My matriculation in Ungaro begat the designer’s own sartorial understudies. I developed a sharp eye for the cheaper knockoff Ungaro-inspired. Brands like Dawn Joy, Barbara Barbara, and Flora Kung ran with Ungaro’s ideas, shapes and prints, but in less luxe, more flammable materials. I’d been a fan of Arnold Scaasi—the Canadian designer who spelled his Jewish name backwards in a catwalk bow of faux-Italianate—since 1998. He dressed Deneuve, too, as well as Barbra Streisand. By way of Ungaro and Scaasi I found Victor Costa and Chloé-era Karl Lagerfeld, Murray Arbeid (a favorite of Princess Diana), and Ognibene-Zendman. After relying heavily on men’s clothes for the lion’s share of my wardrobe, the particular femininity (floral? ruched!) that these designers offered was the kind I could approach sideways, without the feeling of betraying any of my comfortable androgyny. Post-divorce, I showed more skin, not so much to reveal but to relax.
Manon 70 is about a woman’s pragmatic dependence on wealthy men. “Cette robe elle vous rassemble,” said the man to Manon: This dress suits you. It reminds me of the French phrase être chez lui, to be at home. Ungaro, in the absence of a home, suited me.

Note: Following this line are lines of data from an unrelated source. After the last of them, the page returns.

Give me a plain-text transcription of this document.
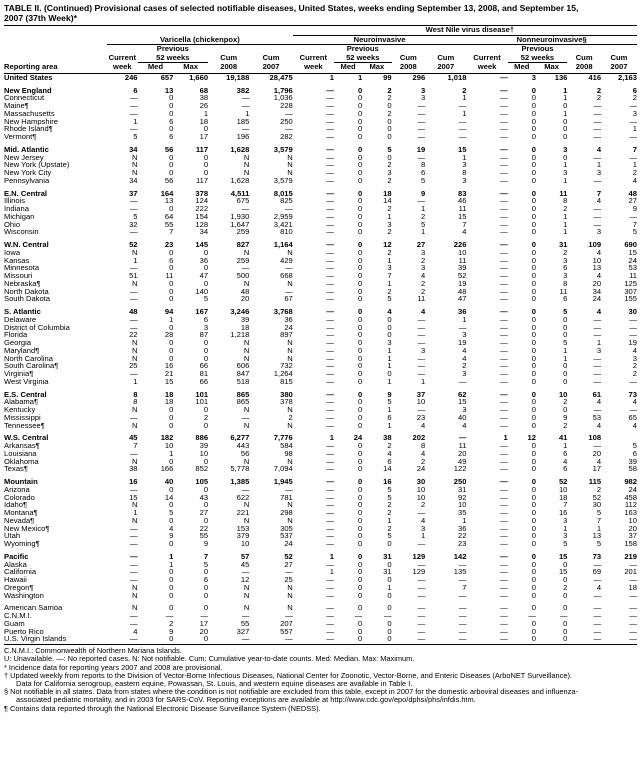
TABLE II. (Continued) Provisional cases of selected notifiable diseases, United States, weeks ending September 13, 2008, and September 15,
2007 (37th Week)*
						West Nile virus disease†									
	Varicella (chickenpox)					Neuroinvasive					Nonneuroinvasive§				
		Previous					Previous					Previous			
	Current	52 weeks		Cum	Cum	Current	52 weeks		Cum	Cum	Current	52 weeks		Cum	Cum
Reporting area	week	Med	Max	2008	2007	week	Med	Max	2008	2007	week	Med	Max	2008	2007
United States	246	657	1,660	19,188	28,475	1	1	99	296	1,018	—	3	136	416	2,163

New England	6	13	68	382	1,796	—	0	2	3	2	—	0	1	2	6
Connecticut	—	0	38	—	1,036	—	0	2	3	1	—	0	1	2	2
Maine¶	—	0	26	—	228	—	0	0	—	—	—	0	0	—	—
Massachusetts	—	0	1	1	—	—	0	2	—	1	—	0	1	—	3
New Hampshire	1	6	18	185	250	—	0	0	—	—	—	0	0	—	—
Rhode Island¶	—	0	0	—	—	—	0	0	—	—	—	0	0	—	1
Vermont¶	5	6	17	196	282	—	0	0	—	—	—	0	0	—	—

Mid. Atlantic	34	56	117	1,628	3,579	—	0	5	19	15	—	0	3	4	7
New Jersey	N	0	0	N	N	—	0	0	—	1	—	0	0	—	—
New York (Upstate)	N	0	0	N	N	—	0	2	8	3	—	0	1	1	1
New York City	N	0	0	N	N	—	0	3	6	8	—	0	3	3	2
Pennsylvania	34	56	117	1,628	3,579	—	0	2	5	3	—	0	1	—	4

E.N. Central	37	164	378	4,511	8,015	—	0	18	9	83	—	0	11	7	48
Illinois	—	13	124	675	825	—	0	14	—	46	—	0	8	4	27
Indiana	—	0	222	—	—	—	0	2	1	11	—	0	2	—	9
Michigan	5	64	154	1,930	2,959	—	0	1	2	15	—	0	1	—	—
Ohio	32	55	128	1,647	3,421	—	0	3	5	7	—	0	1	—	7
Wisconsin	—	7	34	259	810	—	0	2	1	4	—	0	1	3	5

W.N. Central	52	23	145	827	1,164	—	0	12	27	226	—	0	31	109	690
Iowa	N	0	0	N	N	—	0	2	3	10	—	0	2	4	15
Kansas	1	6	36	259	429	—	0	1	2	11	—	0	3	10	24
Minnesota	—	0	0	—	—	—	0	3	3	39	—	0	6	13	53
Missouri	51	11	47	500	668	—	0	7	4	52	—	0	3	4	11
Nebraska¶	N	0	0	N	N	—	0	1	2	19	—	0	8	20	125
North Dakota	—	0	140	48	—	—	0	2	2	48	—	0	11	34	307
South Dakota	—	0	5	20	67	—	0	5	11	47	—	0	6	24	155

S. Atlantic	48	94	167	3,246	3,768	—	0	4	4	36	—	0	5	4	30
Delaware	—	1	6	39	36	—	0	0	—	1	—	0	0	—	—
District of Columbia	—	0	3	18	24	—	0	0	—	—	—	0	0	—	—
Florida	22	28	87	1,218	897	—	0	0	—	3	—	0	0	—	—
Georgia	N	0	0	N	N	—	0	3	—	19	—	0	5	1	19
Maryland¶	N	0	0	N	N	—	0	1	3	4	—	0	1	3	4
North Carolina	N	0	0	N	N	—	0	1	—	4	—	0	1	—	3
South Carolina¶	25	16	66	606	732	—	0	1	—	2	—	0	0	—	2
Virginia¶	—	21	81	847	1,264	—	0	0	—	3	—	0	0	—	2
West Virginia	1	15	66	518	815	—	0	1	1	—	—	0	0	—	—

E.S. Central	8	18	101	865	380	—	0	9	37	62	—	0	10	61	73
Alabama¶	8	18	101	865	378	—	0	5	10	15	—	0	2	4	4
Kentucky	N	0	0	N	N	—	0	1	—	3	—	0	0	—	—
Mississippi	—	0	2	—	2	—	0	6	23	40	—	0	9	53	65
Tennessee¶	N	0	0	N	N	—	0	1	4	4	—	0	2	4	4

W.S. Central	45	182	886	6,277	7,776	1	24	38	202	—	1	12	41	108	
Arkansas¶	7	10	39	443	584	—	0	2	8	11	—	0	1	—	5
Louisiana	—	1	10	56	98	—	0	4	4	20	—	0	6	20	6
Oklahoma	N	0	0	N	N	—	0	6	2	49	—	0	4	4	39
Texas¶	38	166	852	5,778	7,094	—	0	14	24	122	—	0	6	17	58

Mountain	16	40	105	1,385	1,945	—	0	16	30	250	—	0	52	115	982
Arizona	—	0	0	—	—	—	0	5	10	31	—	0	10	2	24
Colorado	15	14	43	622	781	—	0	5	10	92	—	0	18	52	458
Idaho¶	N	0	0	N	N	—	0	2	2	10	—	0	7	30	112
Montana¶	1	5	27	221	298	—	0	2	—	35	—	0	16	5	163
Nevada¶	N	0	0	N	N	—	0	1	4	1	—	0	3	7	10
New Mexico¶	—	4	22	153	305	—	0	2	3	36	—	0	1	1	20
Utah	—	9	55	379	537	—	0	5	1	22	—	0	3	13	37
Wyoming¶	—	0	9	10	24	—	0	0	—	23	—	0	5	5	158

Pacific	—	1	7	57	52	1	0	31	129	142	—	0	15	73	219
Alaska	—	1	5	45	27	—	0	0	—	—	—	0	0	—	—
California	—	0	0	—	—	1	0	31	129	135	—	0	15	69	201
Hawaii	—	0	6	12	25	—	0	0	—	—	—	0	0	—	—
Oregon¶	N	0	0	N	N	—	0	1	—	7	—	0	2	4	18
Washington	N	0	0	N	N	—	0	0	—	—	—	0	0	—	—

American Samoa	N	0	0	N	N	—	0	0	—	—	—	0	0	—	—
C.N.M.I.	—	—	—	—	—	—	—	—	—	—	—	—	—	—	—
Guam	—	2	17	55	207	—	0	0	—	—	—	0	0	—	—
Puerto Rico	4	9	20	327	557	—	0	0	—	—	—	0	0	—	—
U.S. Virgin Islands	—	0	0	—	—	—	0	0	—	—	—	0	0	—	—
C.N.M.I.: Commonwealth of Northern Mariana Islands.
U: Unavailable. —: No reported cases. N: Not notifiable. Cum: Cumulative year-to-date counts. Med: Median. Max: Maximum.
* Incidence data for reporting years 2007 and 2008 are provisional.
† Updated weekly from reports to the Division of Vector-Borne Infectious Diseases, National Center for Zoonotic, Vector-Borne, and Enteric Diseases (ArboNET Surveillance).
Data for California serogroup, eastern equine, Powassan, St. Louis, and western equine diseases are available in Table I.
§ Not notifiable in all states. Data from states where the condition is not notifiable are excluded from this table, except in 2007 for the domestic arboviral diseases and influenza-
associated pediatric mortality, and in 2003 for SARS-CoV. Reporting exceptions are available at http://www.cdc.gov/epo/dphsi/phs/infdis.htm.
¶ Contains data reported through the National Electronic Disease Surveillance System (NEDSS).
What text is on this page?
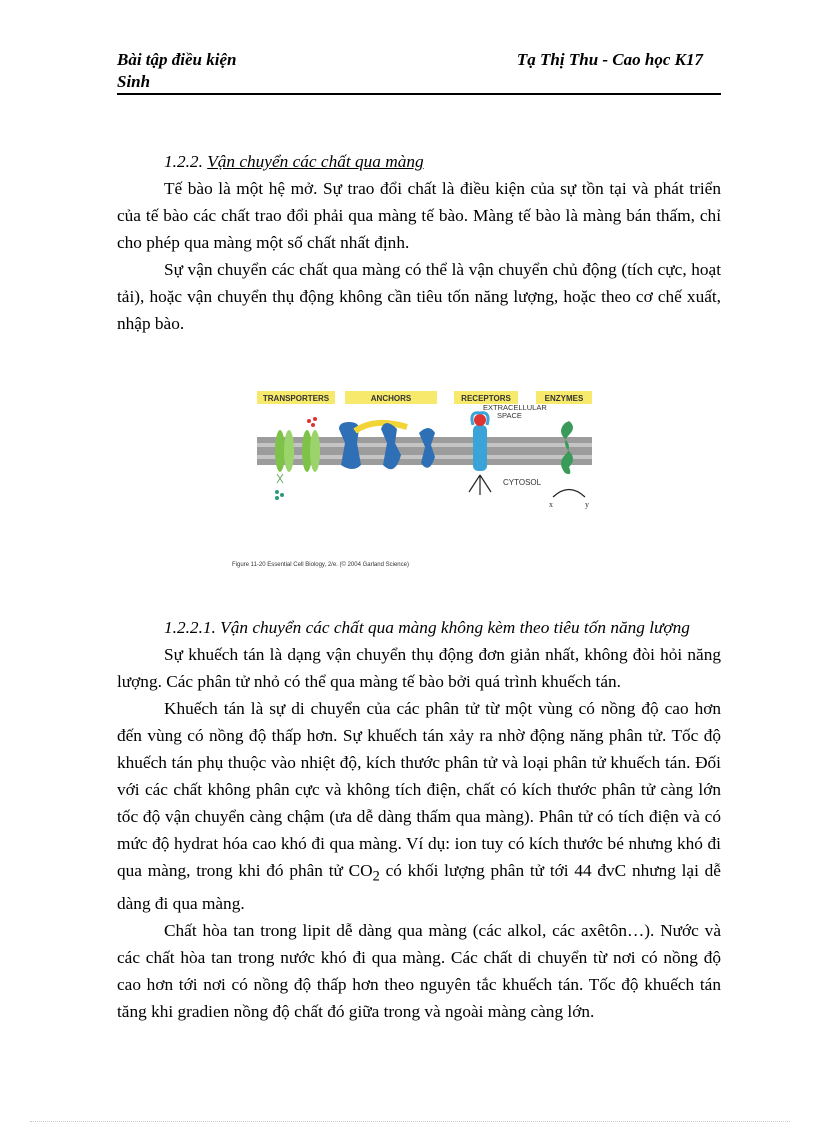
Bài tập điều kiện
Sinh
Tạ Thị Thu - Cao học K17

1.2.2. Vận chuyển các chất qua màng

Tế bào là một hệ mở. Sự trao đổi chất là điều kiện của sự tồn tại và phát triển của tế bào các chất trao đổi phải qua màng tế bào. Màng tế bào là màng bán thấm, chỉ cho phép qua màng một số chất nhất định.

Sự vận chuyển các chất qua màng có thể là vận chuyển chủ động (tích cực, hoạt tải), hoặc vận chuyển thụ động không cần tiêu tốn năng lượng, hoặc theo cơ chế xuất, nhập bào.

TRANSPORTERS	ANCHORS	RECEPTORS	ENZYMES
EXTRACELLULAR SPACE
CYTOSOL
x	y
Figure 11-20 Essential Cell Biology, 2/e. (© 2004 Garland Science)

1.2.2.1. Vận chuyển các chất qua màng không kèm theo tiêu tốn năng lượng

Sự khuếch tán là dạng vận chuyển thụ động đơn giản nhất, không đòi hỏi năng lượng. Các phân tử nhỏ có thể qua màng tế bào bởi quá trình khuếch tán.

Khuếch tán là sự di chuyển của các phân tử từ một vùng có nồng độ cao hơn đến vùng có nồng độ thấp hơn. Sự khuếch tán xảy ra nhờ động năng phân tử. Tốc độ khuếch tán phụ thuộc vào nhiệt độ, kích thước phân tử và loại phân tử khuếch tán. Đối với các chất không phân cực và không tích điện, chất có kích thước phân tử càng lớn tốc độ vận chuyển càng chậm (ưa dễ dàng thấm qua màng). Phân tử có tích điện và có mức độ hydrat hóa cao khó đi qua màng. Ví dụ: ion tuy có kích thước bé nhưng khó đi qua màng, trong khi đó phân tử $CO_2$ có khối lượng phân tử tới 44 đvC nhưng lại dễ dàng đi qua màng.

Chất hòa tan trong lipit dễ dàng qua màng (các alkol, các axêtôn…). Nước và các chất hòa tan trong nước khó đi qua màng. Các chất di chuyển từ nơi có nồng độ cao hơn tới nơi có nồng độ thấp hơn theo nguyên tắc khuếch tán. Tốc độ khuếch tán tăng khi gradien nồng độ chất đó giữa trong và ngoài màng càng lớn.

Twelve years later, Ungaro dressed Gena Rowlands in John Cassavetes’s Gloria—about a vehemently independent, maternally way ambivalent woman, on the run from the mob with Phil, an orphaned six-year-old boy, in tow. Unlike the pâtisserie-esque rows of dresses in Manon 70, Gloria’s Ungaros are worn multiple times, stuffed into a carpetbag or hung on the back of a door in a flophouse toilet and aired out along a shower rod in a New Jersey hotel. Gloria’s Ungaros are not carrots dangled, they elle rassemble, in that they support this sweating, smoking, pistol-wielding reluctant mother figure. A camel trench coat over light pink pajamas, black and red satin, a bright pink wheat-sheaf print. While I credit Aurel’s Manon for my introduction to Ungaro, Gloria’s shiny prints that pack heat, get flung into the backs of cabs, tear along New York avenues and hunch ruefully at bars are the Ungaros I know and quasi rassemble. The dress Gloria wears to negotiate her immunity at the apartment of a mafioso don is my favorite: a black floral-spotted wrap, sharp-shouldered, with a slash of yellow crossing the chest, an unintentional wink to a suffrage banner. The movie is about a woman’s pragmatic dependence on herself and her protection of a child.
“What are you wearing?” asks a reporter from The New York Times.
“Are you kidding me?” I reply. We’re at an Upper East Side art gallery, Thursday, a fundraiser for a literary quarterly. The attendees pause in front of the paintings, talk in clusters by the sweeping marble staircase.
“No, I’m not kidding,” says the reporter. I look at my shoes. They are very pointy, a wool black-and-white houndstooth check, with a kitten heel and neon yellow bow.
“Please don’t take my picture. But the shoes are Ungaro.”